An ineffective nerdy analogy perhaps:  It’s the wisdom of Gandalf, and then Aragorn, who allow the ringbearer and his friends to forge their own path, while they get on with the jobs that need doing and the wars that need waging, all the while watching, believing, and drawing away the enemy fire.

Without the authority dissenter, the pathfinders will still go ahead – the pioneering spirit cannot easily be quenched – but they will do so disconnected.  Their task will be harder and the pathfinders will struggle.  But most importantly, the organisation will also be disconnected, without a way to follow along the new ways forward, and with a diminished sense of “blessing and being blessed in return.”

The authority dissenter is a permission giver, but of a particular sort.  Many effective leaders will hear proposals and the creative ones will give permission to make it happen.  But the authority dissenter doesn’t just give permission to what can be known (“Go and do what you have said you will do.”), they give permission to the unknown (“Go, and may the Lord show you your path.”)

Authority dissenters can cover the pathfinders in all manner of ways, from providing resources, to dealing with and removing bureaucratic overheads, to bringing people into community with one another.  They are the champions that justify the pioneers to whoever sticks their nose in, so that the pioneers are released from the ever-present weariness of having to justify every step (and mis-step) to eagle-eyed naysayers.

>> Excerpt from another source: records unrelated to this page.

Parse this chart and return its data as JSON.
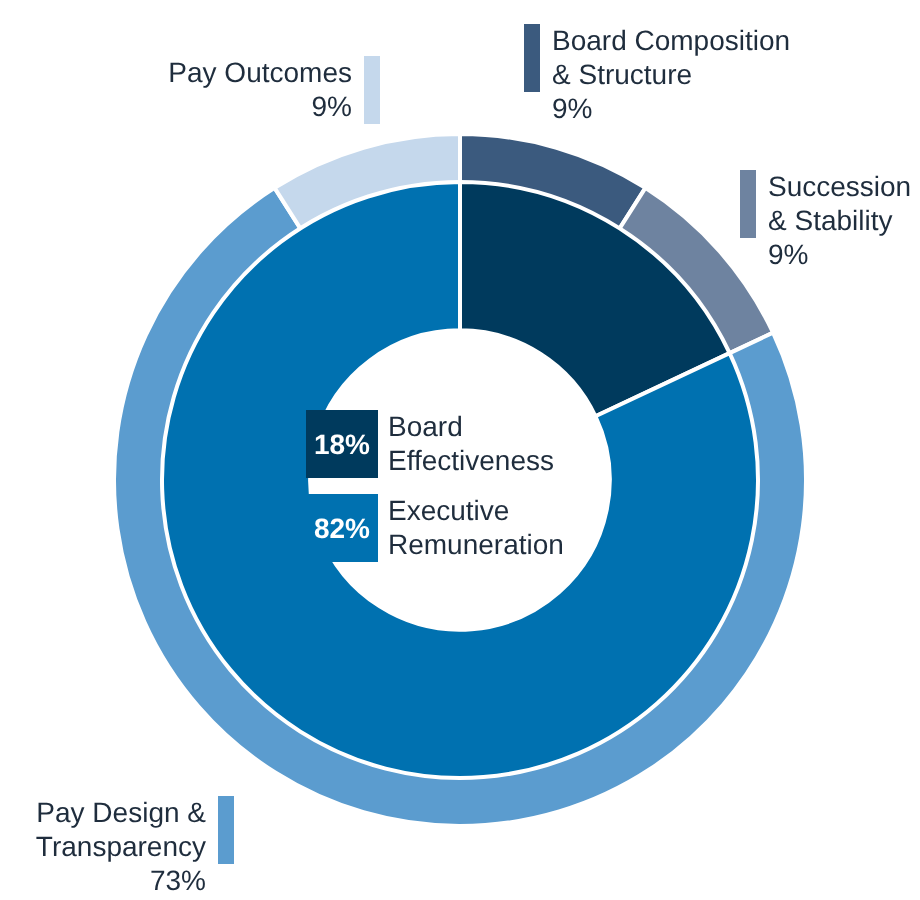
{
  "chart_data": [
    {
      "type": "donut",
      "categories": [
        "Board Composition & Structure",
        "Succession & Stability",
        "Pay Design & Transparency",
        "Pay Outcomes"
      ],
      "values": [
        9,
        9,
        73,
        9
      ],
      "colors": [
        "#3b5a7e",
        "#6e83a0",
        "#5b9ccf",
        "#c5d8ec"
      ],
      "value_labels": [
        "9%",
        "9%",
        "73%",
        "9%"
      ]
    },
    {
      "type": "donut",
      "categories": [
        "Board Effectiveness",
        "Executive Remuneration"
      ],
      "values": [
        18,
        82
      ],
      "colors": [
        "#003a5d",
        "#0071b0"
      ],
      "value_labels": [
        "18%",
        "82%"
      ]
    }
  ]
}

And here is an important dynamic: the authority dissenter does not demand primary loyalty.  The relationship with pioneers is not that of patron-client.  It is a parental-release dynamic.

The analogy is this: I expect a certain high degree of loyalty from my children.  But as they forge their own path, those loyalties will rightly and appropriately shift, most clearly towards the formation of their own family.

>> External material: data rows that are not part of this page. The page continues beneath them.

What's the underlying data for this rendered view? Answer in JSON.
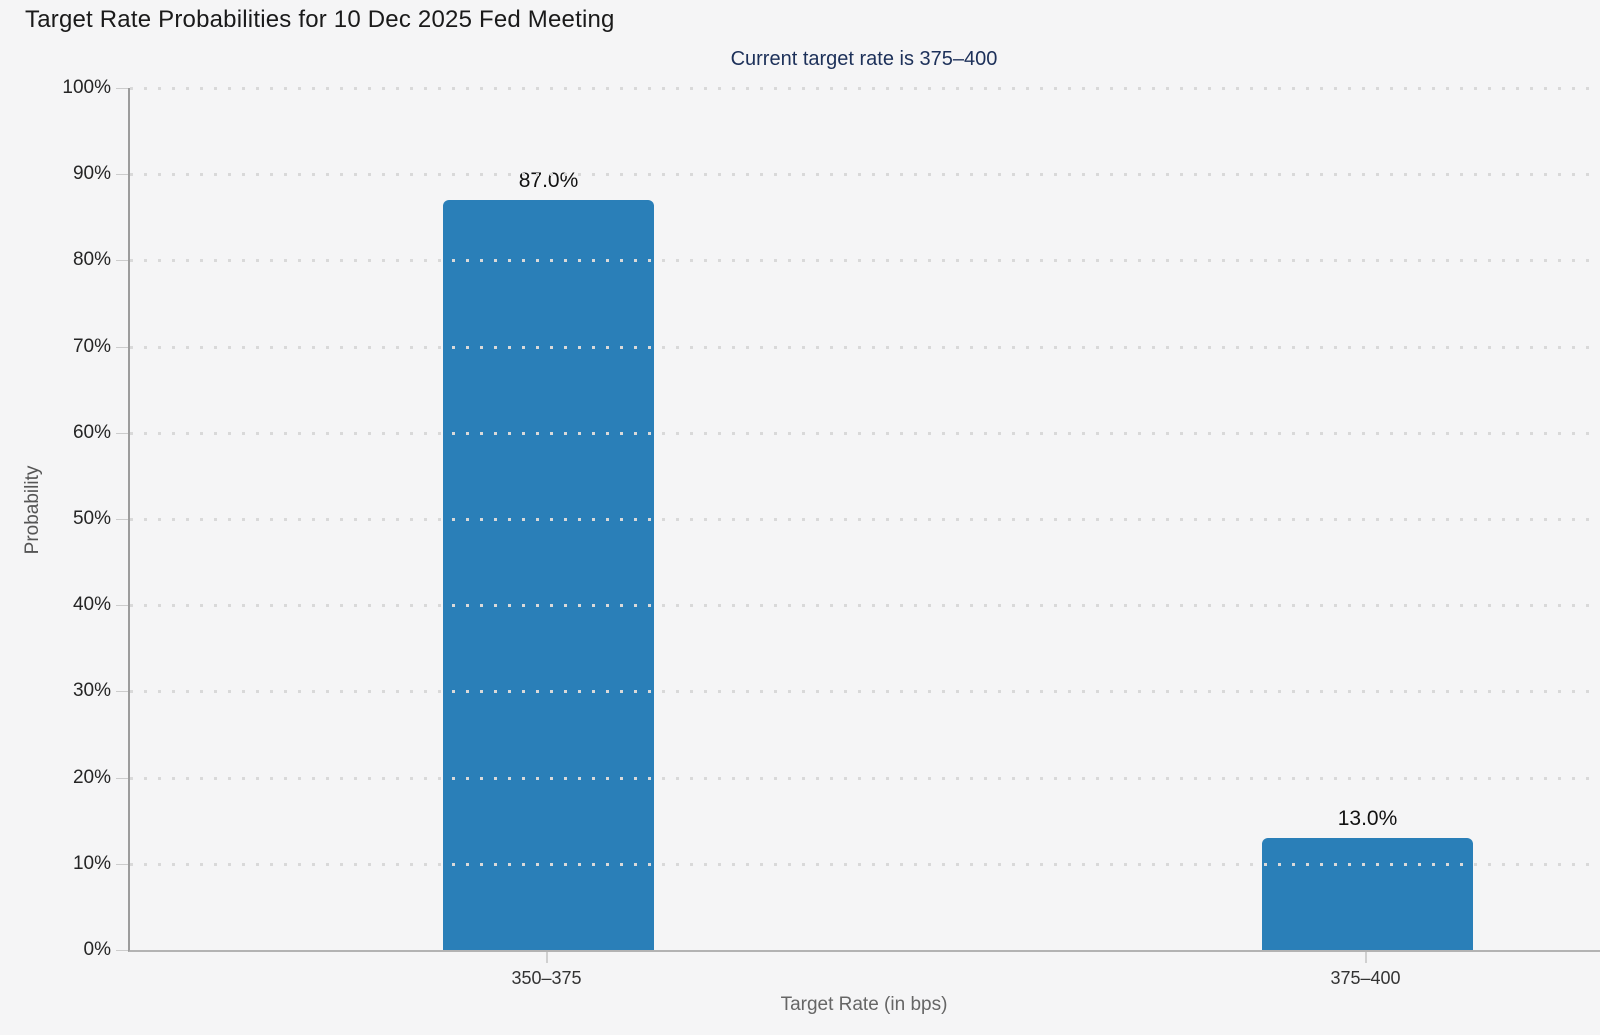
{
  "page": {
    "background": "#f5f5f6"
  },
  "chart_data": {
    "type": "bar",
    "title": "Target Rate Probabilities for 10 Dec 2025 Fed Meeting",
    "subtitle": "Current target rate is 375–400",
    "xlabel": "Target Rate (in bps)",
    "ylabel": "Probability",
    "categories": [
      "350–375",
      "375–400"
    ],
    "values": [
      87.0,
      13.0
    ],
    "value_labels": [
      "87.0%",
      "13.0%"
    ],
    "ylim": [
      0,
      100
    ],
    "yticks": [
      0,
      10,
      20,
      30,
      40,
      50,
      60,
      70,
      80,
      90,
      100
    ],
    "ytick_labels": [
      "0%",
      "10%",
      "20%",
      "30%",
      "40%",
      "50%",
      "60%",
      "70%",
      "80%",
      "90%",
      "100%"
    ],
    "grid": {
      "horizontal": "dotted",
      "color": "#d9d9d9",
      "interval": 10
    },
    "legend": "none",
    "bar_color": "#2a7fb8",
    "subtitle_color": "#1c3059"
  }
}
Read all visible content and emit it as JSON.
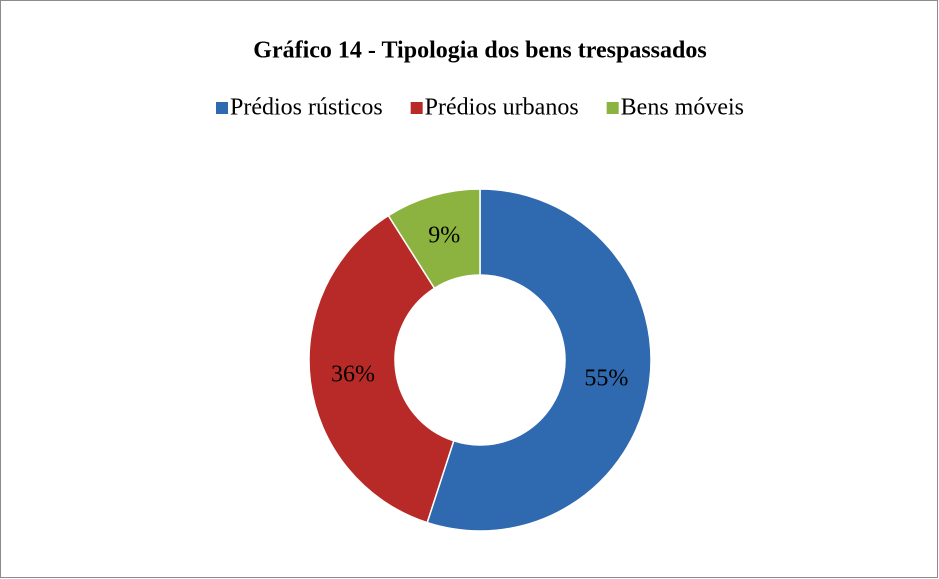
{
  "chart_data": {
    "type": "donut",
    "title": "Gráfico 14 - Tipologia dos bens trespassados",
    "categories": [
      "Prédios rústicos",
      "Prédios urbanos",
      "Bens móveis"
    ],
    "values": [
      55,
      36,
      9
    ],
    "value_labels": [
      "55%",
      "36%",
      "9%"
    ],
    "colors": [
      "#2f69b0",
      "#b82a27",
      "#8cb23f"
    ],
    "legend": "top"
  }
}
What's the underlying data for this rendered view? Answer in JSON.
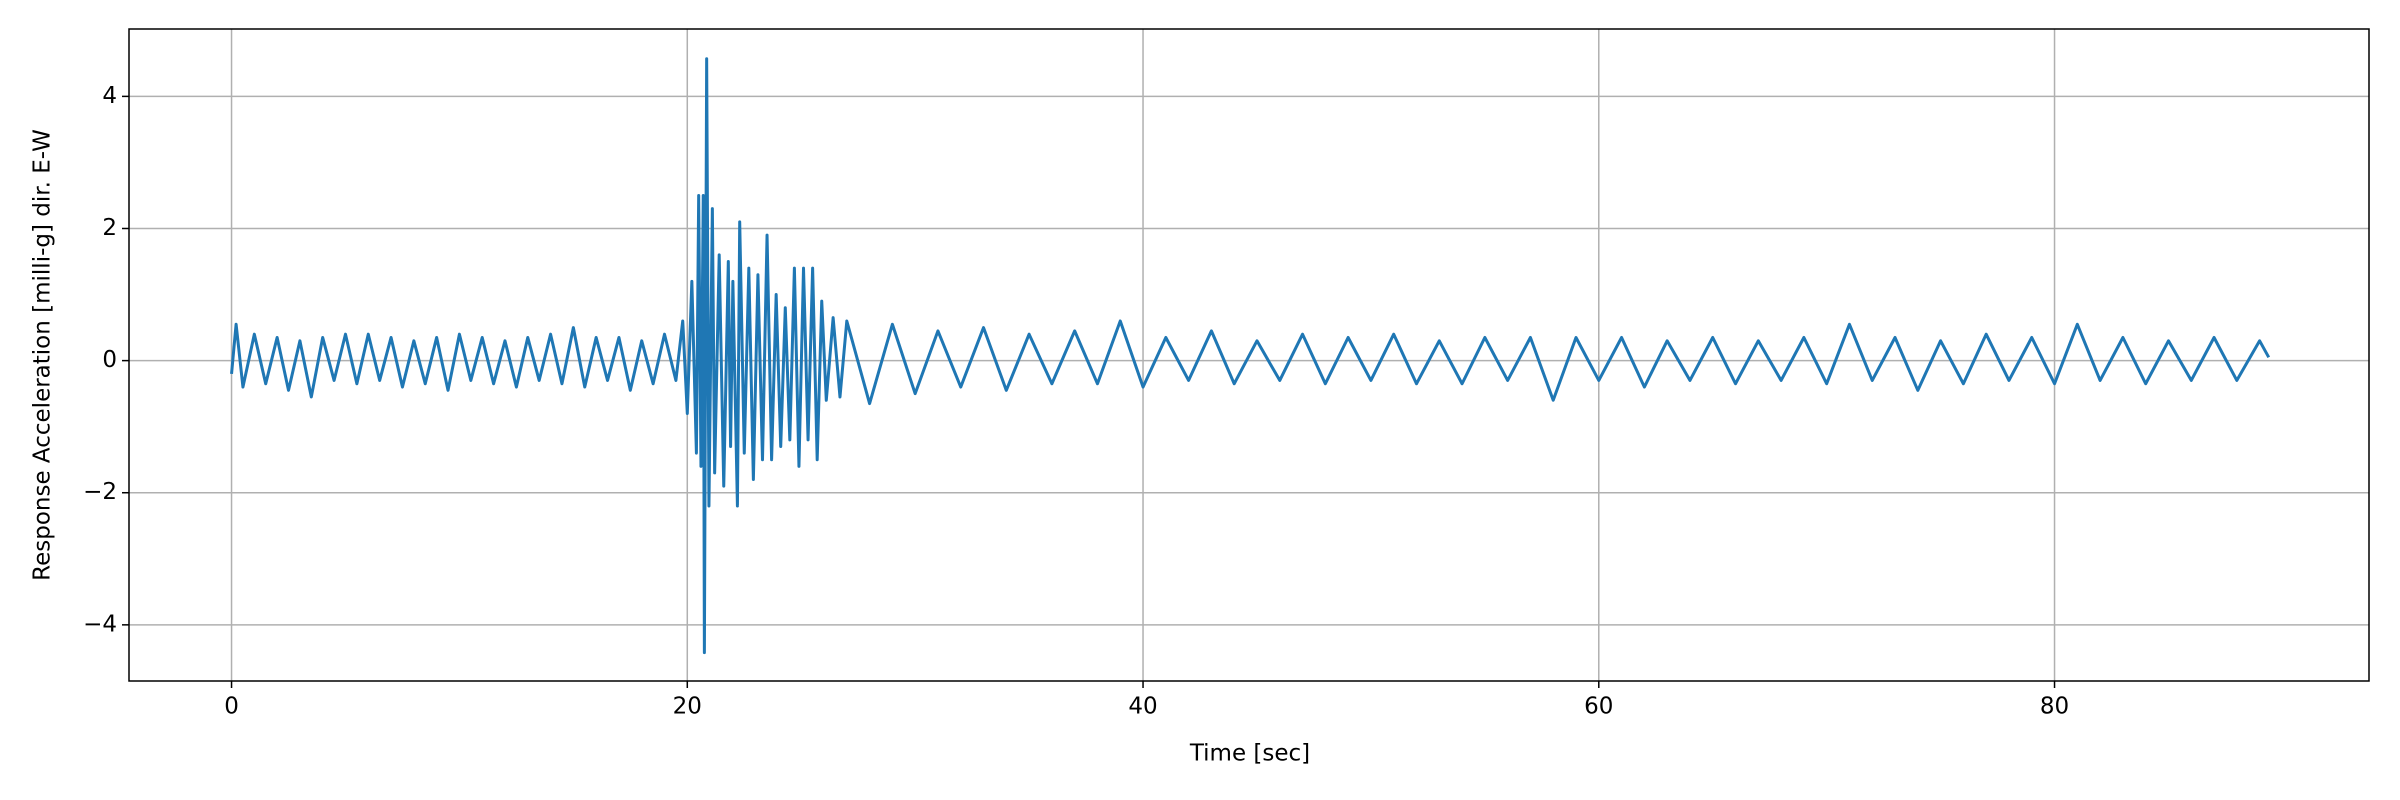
{
  "chart_data": {
    "type": "line",
    "xlabel": "Time [sec]",
    "ylabel": "Response Acceleration [milli-g] dir. E-W",
    "color": "#1f77b4",
    "grid": true,
    "xlim": [
      -4.5,
      93.8
    ],
    "ylim": [
      -4.85,
      5.02
    ],
    "xticks": [
      0,
      20,
      40,
      60,
      80
    ],
    "yticks": [
      {
        "value": -4,
        "label": "−4"
      },
      {
        "value": -2,
        "label": "−2"
      },
      0,
      2,
      4
    ],
    "x": [
      0,
      0.2,
      0.5,
      1,
      1.5,
      2,
      2.5,
      3,
      3.5,
      4,
      4.5,
      5,
      5.5,
      6,
      6.5,
      7,
      7.5,
      8,
      8.5,
      9,
      9.5,
      10,
      10.5,
      11,
      11.5,
      12,
      12.5,
      13,
      13.5,
      14,
      14.5,
      15,
      15.5,
      16,
      16.5,
      17,
      17.5,
      18,
      18.5,
      19,
      19.5,
      19.8,
      20,
      20.2,
      20.4,
      20.5,
      20.6,
      20.7,
      20.75,
      20.85,
      20.95,
      21.1,
      21.2,
      21.4,
      21.6,
      21.8,
      21.9,
      22,
      22.2,
      22.3,
      22.5,
      22.7,
      22.9,
      23.1,
      23.3,
      23.5,
      23.7,
      23.9,
      24.1,
      24.3,
      24.5,
      24.7,
      24.9,
      25.1,
      25.3,
      25.5,
      25.7,
      25.9,
      26.1,
      26.4,
      26.7,
      27,
      28,
      29,
      30,
      31,
      32,
      33,
      34,
      35,
      36,
      37,
      38,
      39,
      40,
      41,
      42,
      43,
      44,
      45,
      46,
      47,
      48,
      49,
      50,
      51,
      52,
      53,
      54,
      55,
      56,
      57,
      58,
      59,
      60,
      61,
      62,
      63,
      64,
      65,
      66,
      67,
      68,
      69,
      70,
      71,
      72,
      73,
      74,
      75,
      76,
      77,
      78,
      79,
      80,
      81,
      82,
      83,
      84,
      85,
      86,
      87,
      88,
      89,
      89.4
    ],
    "values": [
      -0.2,
      0.55,
      -0.4,
      0.4,
      -0.35,
      0.35,
      -0.45,
      0.3,
      -0.55,
      0.35,
      -0.3,
      0.4,
      -0.35,
      0.4,
      -0.3,
      0.35,
      -0.4,
      0.3,
      -0.35,
      0.35,
      -0.45,
      0.4,
      -0.3,
      0.35,
      -0.35,
      0.3,
      -0.4,
      0.35,
      -0.3,
      0.4,
      -0.35,
      0.5,
      -0.4,
      0.35,
      -0.3,
      0.35,
      -0.45,
      0.3,
      -0.35,
      0.4,
      -0.3,
      0.6,
      -0.8,
      1.2,
      -1.4,
      2.5,
      -1.6,
      2.5,
      -4.42,
      4.57,
      -2.2,
      2.3,
      -1.7,
      1.6,
      -1.9,
      1.5,
      -1.3,
      1.2,
      -2.2,
      2.1,
      -1.4,
      1.4,
      -1.8,
      1.3,
      -1.5,
      1.9,
      -1.5,
      1.0,
      -1.3,
      0.8,
      -1.2,
      1.4,
      -1.6,
      1.4,
      -1.2,
      1.4,
      -1.5,
      0.9,
      -0.6,
      0.65,
      -0.55,
      0.6,
      -0.65,
      0.55,
      -0.5,
      0.45,
      -0.4,
      0.5,
      -0.45,
      0.4,
      -0.35,
      0.45,
      -0.35,
      0.6,
      -0.4,
      0.35,
      -0.3,
      0.45,
      -0.35,
      0.3,
      -0.3,
      0.4,
      -0.35,
      0.35,
      -0.3,
      0.4,
      -0.35,
      0.3,
      -0.35,
      0.35,
      -0.3,
      0.35,
      -0.6,
      0.35,
      -0.3,
      0.35,
      -0.4,
      0.3,
      -0.3,
      0.35,
      -0.35,
      0.3,
      -0.3,
      0.35,
      -0.35,
      0.55,
      -0.3,
      0.35,
      -0.45,
      0.3,
      -0.35,
      0.4,
      -0.3,
      0.35,
      -0.35,
      0.55,
      -0.3,
      0.35,
      -0.35,
      0.3,
      -0.3,
      0.35,
      -0.3,
      0.3,
      0.05
    ]
  }
}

In pioneering it is the same: as pathfinders scale their walls and go through fire together there will be a mutual loyalty which should not be tampered with.  As a pioneer leader passes through trials and moves in the charism that necessarily follows, their chief loyalty will be towards those they serve and serve alongside.

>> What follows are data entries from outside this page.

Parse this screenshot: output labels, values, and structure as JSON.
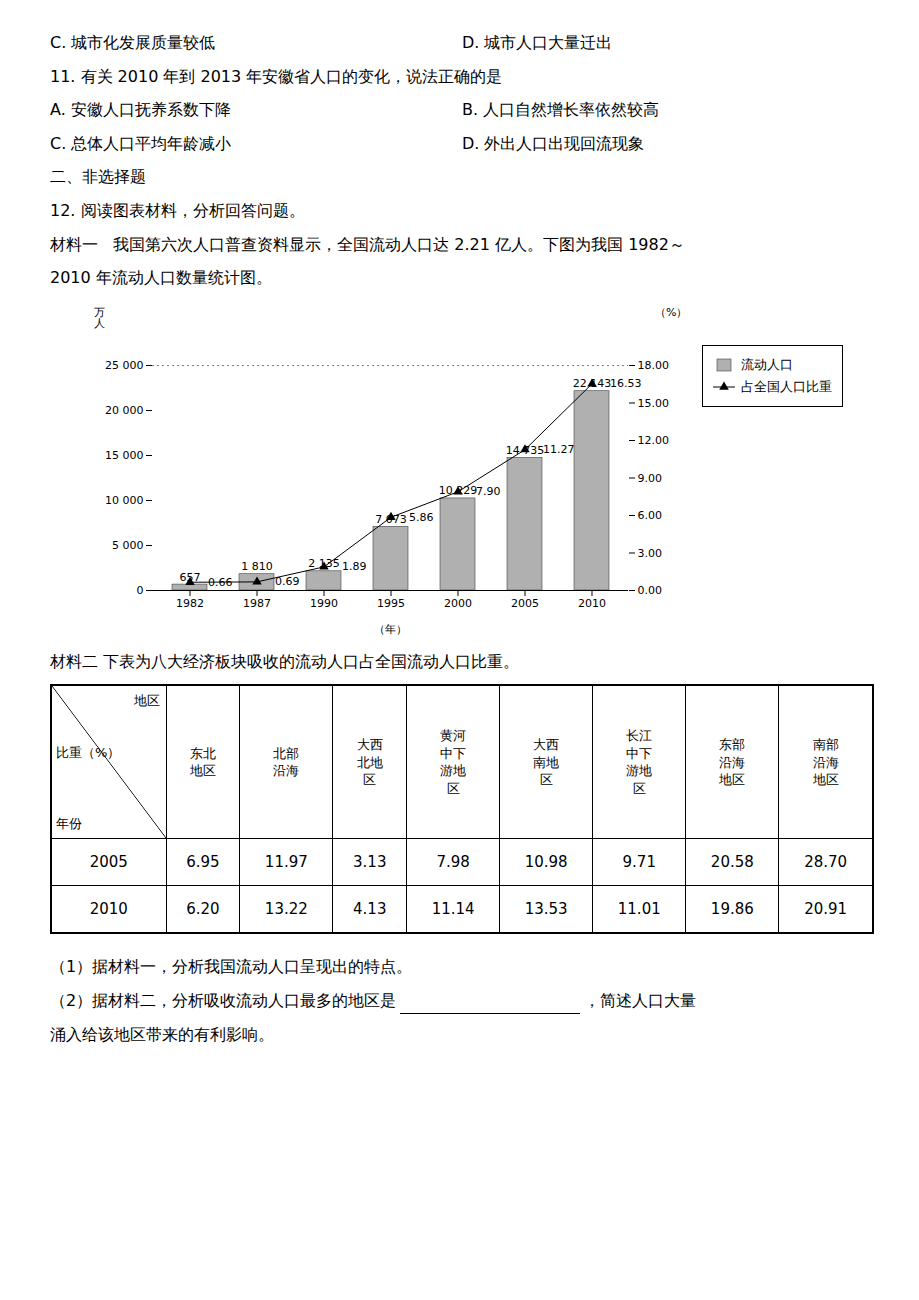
{
  "chart_data": [
    {
      "type": "bar",
      "annotations": [
        [
          "C. 城市化发展质量较低",
          "D. 城市人口大量迁出"
        ],
        [
          "11. 有关 2010 年到 2013 年安徽省人口的变化，说法正确的是"
        ],
        [
          "A. 安徽人口抚养系数下降",
          "B. 人口自然增长率依然较高"
        ],
        [
          "C. 总体人口平均年龄减小",
          "D. 外出人口出现回流现象"
        ],
        [
          "二、非选择题"
        ],
        [
          "12. 阅读图表材料，分析回答问题。"
        ],
        [
          "材料一   我国第六次人口普查资料显示，全国流动人口达 2.21 亿人。下图为我国 1982～"
        ],
        [
          "2010 年流动人口数量统计图。"
        ]
      ],
      "categories": [
        "1982",
        "1987",
        "1990",
        "1995",
        "2000",
        "2005",
        "2010"
      ],
      "x_label": "（年）",
      "y_label": "万\n人",
      "y2_label": "（%）",
      "series": [
        {
          "name": "流动人口",
          "type": "bar",
          "color": "#b0b0b0",
          "values": [
            657,
            1810,
            2135,
            7073,
            10229,
            14735,
            22143
          ],
          "value_labels": [
            "657",
            "1 810",
            "2 135",
            "7 073",
            "10 229",
            "14 735",
            "22 143"
          ]
        },
        {
          "name": "占全国人口比重",
          "type": "line",
          "axis": "y2",
          "color": "#000000",
          "marker": "triangle",
          "values": [
            0.66,
            0.69,
            1.89,
            5.86,
            7.9,
            11.27,
            16.53
          ],
          "value_labels": [
            "0.66",
            "0.69",
            "1.89",
            "5.86",
            "7.90",
            "11.27",
            "16.53"
          ]
        }
      ],
      "ylim": [
        0,
        25000
      ],
      "yticks": [
        0,
        {
          "value": 5000,
          "label": "5 000"
        },
        {
          "value": 10000,
          "label": "10 000"
        },
        {
          "value": 15000,
          "label": "15 000"
        },
        {
          "value": 20000,
          "label": "20 000"
        },
        {
          "value": 25000,
          "label": "25 000"
        }
      ],
      "y2lim": [
        0,
        18
      ],
      "y2ticks": [
        {
          "value": 0,
          "label": "0.00"
        },
        {
          "value": 3,
          "label": "3.00"
        },
        {
          "value": 6,
          "label": "6.00"
        },
        {
          "value": 9,
          "label": "9.00"
        },
        {
          "value": 12,
          "label": "12.00"
        },
        {
          "value": 15,
          "label": "15.00"
        },
        {
          "value": 18,
          "label": "18.00"
        }
      ],
      "data_labels": true,
      "legend": "right",
      "grid": false
    },
    {
      "type": "table",
      "title": "材料二   下表为八大经济板块吸收的流动人口占全国流动人口比重。",
      "x_label": "地区",
      "y_label": "年份",
      "subtitle": "比重（%）",
      "categories": [
        "东北\n地区",
        "北部\n沿海",
        "大西\n北地\n区",
        "黄河\n中下\n游地\n区",
        "大西\n南地\n区",
        "长江\n中下\n游地\n区",
        "东部\n沿海\n地区",
        "南部\n沿海\n地区"
      ],
      "series": [
        {
          "name": "2005",
          "values": [
            6.95,
            11.97,
            3.13,
            7.98,
            10.98,
            9.71,
            20.58,
            28.7
          ],
          "value_labels": [
            "6.95",
            "11.97",
            "3.13",
            "7.98",
            "10.98",
            "9.71",
            "20.58",
            "28.70"
          ]
        },
        {
          "name": "2010",
          "values": [
            6.2,
            13.22,
            4.13,
            11.14,
            13.53,
            11.01,
            19.86,
            20.91
          ],
          "value_labels": [
            "6.20",
            "13.22",
            "4.13",
            "11.14",
            "13.53",
            "11.01",
            "19.86",
            "20.91"
          ]
        }
      ],
      "annotations": [
        [
          "（1）据材料一，分析我国流动人口呈现出的特点。"
        ],
        [
          "（2）据材料二，分析吸收流动人口最多的地区是",
          "，简述人口大量"
        ],
        [
          "涌入给该地区带来的有利影响。"
        ]
      ]
    }
  ]
}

At this point, without an authority dissenter, the organisation will try and claim it’s prize, or like a clinging mother-in-law, try to put it in its place and demand its dues.  But the authority dissenter is there to make more room – the space given to the pioneer at the beginning of the journey is now extended to those who have been found at the end and along the way.  Because it is clear: the new thing will expand in God’s grace, and the old will either move and embrace it, reject and abandon it, or be cracked and broken by it.

The authority dissenter is there to be the point of embrace, taking upon themselves the points where it rubs and wears, mending the cracks, and helping the blessings flow both ways.

Gill and I have had “authority dissenters,” whose authority was episcopal.  It was a foundational blessing.  In other ways, though, we’ve had to cover ourselves: arching our backs against church machinery that would squash the fragile new things that were growing.  It’s wearisome and wrong to run up and down the path, pushing with the pathfinders at one point, pushing back at the machinery at another.

My reflection concludes: The authority dissenter, the cover of the apostolically hearted, is not just important, it is essential.  We look for innovative pioneers to push us outwards.  But that’s not enough.  We must also incorporate into ourselves, and give authority to, those who can recognise, release, cover and connect with those who will do what we need to do next.